In more recent years the Manchester Irish were represented by many Irish organisations including the Gaelic League and the now defunct anti Partition League while County Associations representing most of the Irish counties are to be found in Manchester.
I had the privilege of attending the annual dinner of the Kildare Association in Manchester 25 or so years ago where I met it’s president Tony Connolly, formerly of Kilberry and met many more Kildare folk including my old friend Sarah Allen. It was Sarah who brought me to the “Fenian Arches”, the site of the Fenian ambush in 1867 which led to public hanging of Allen, Larkin and O’Brien. Later that same day I visited the Manchester martyrs memorial in Moston Cemetery.
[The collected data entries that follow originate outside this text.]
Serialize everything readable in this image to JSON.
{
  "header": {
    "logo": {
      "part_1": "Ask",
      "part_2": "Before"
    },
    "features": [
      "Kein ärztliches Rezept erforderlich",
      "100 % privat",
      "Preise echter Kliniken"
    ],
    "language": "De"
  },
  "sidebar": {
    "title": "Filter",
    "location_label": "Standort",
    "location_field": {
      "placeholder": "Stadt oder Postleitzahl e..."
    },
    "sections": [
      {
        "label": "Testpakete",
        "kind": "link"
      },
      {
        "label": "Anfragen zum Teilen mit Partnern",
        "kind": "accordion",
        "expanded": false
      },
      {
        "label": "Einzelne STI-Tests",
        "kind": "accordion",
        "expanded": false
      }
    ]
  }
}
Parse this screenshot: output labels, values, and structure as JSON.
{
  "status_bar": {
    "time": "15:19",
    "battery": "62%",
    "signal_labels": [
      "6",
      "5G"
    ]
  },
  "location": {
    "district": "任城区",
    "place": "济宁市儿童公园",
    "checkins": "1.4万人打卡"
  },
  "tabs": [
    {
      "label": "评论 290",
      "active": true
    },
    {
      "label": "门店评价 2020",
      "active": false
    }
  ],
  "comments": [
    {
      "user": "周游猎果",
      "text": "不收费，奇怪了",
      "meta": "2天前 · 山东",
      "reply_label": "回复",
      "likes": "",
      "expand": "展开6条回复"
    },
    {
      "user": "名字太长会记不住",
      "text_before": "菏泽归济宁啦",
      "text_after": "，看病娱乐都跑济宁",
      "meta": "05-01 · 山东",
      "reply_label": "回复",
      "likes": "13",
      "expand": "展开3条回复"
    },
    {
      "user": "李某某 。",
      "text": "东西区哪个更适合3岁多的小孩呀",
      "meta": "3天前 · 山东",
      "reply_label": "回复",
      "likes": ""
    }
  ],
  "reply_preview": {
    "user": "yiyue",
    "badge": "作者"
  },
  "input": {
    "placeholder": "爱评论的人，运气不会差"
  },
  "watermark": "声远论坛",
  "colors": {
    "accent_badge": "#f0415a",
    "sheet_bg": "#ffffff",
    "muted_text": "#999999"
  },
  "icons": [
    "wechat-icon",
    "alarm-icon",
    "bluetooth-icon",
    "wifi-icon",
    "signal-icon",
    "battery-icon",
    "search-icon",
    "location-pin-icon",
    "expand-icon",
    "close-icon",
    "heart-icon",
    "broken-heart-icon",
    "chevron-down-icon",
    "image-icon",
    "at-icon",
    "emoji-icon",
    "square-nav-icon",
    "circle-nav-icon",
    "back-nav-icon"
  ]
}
The history of the Irish and the English has been closely interlinked ever since the 13th century but in more recent years by emigration. The conflicts of the past were symbolically ended with the taking over of English military barracks such as Athy’s in March 1922. Family members of Irish emigrants now living in England have strengthened the bonds of friendship between the two countries even if England’s colonial past is still present in the partitioned six counties of Ireland. The visit of the Manchester Mayor to lead Athy’s St. Patrick’s Day parade confirms the unique bond between England and Ireland which despite our troubled history has been shaped and strengthened by many generations of Irish emigrants.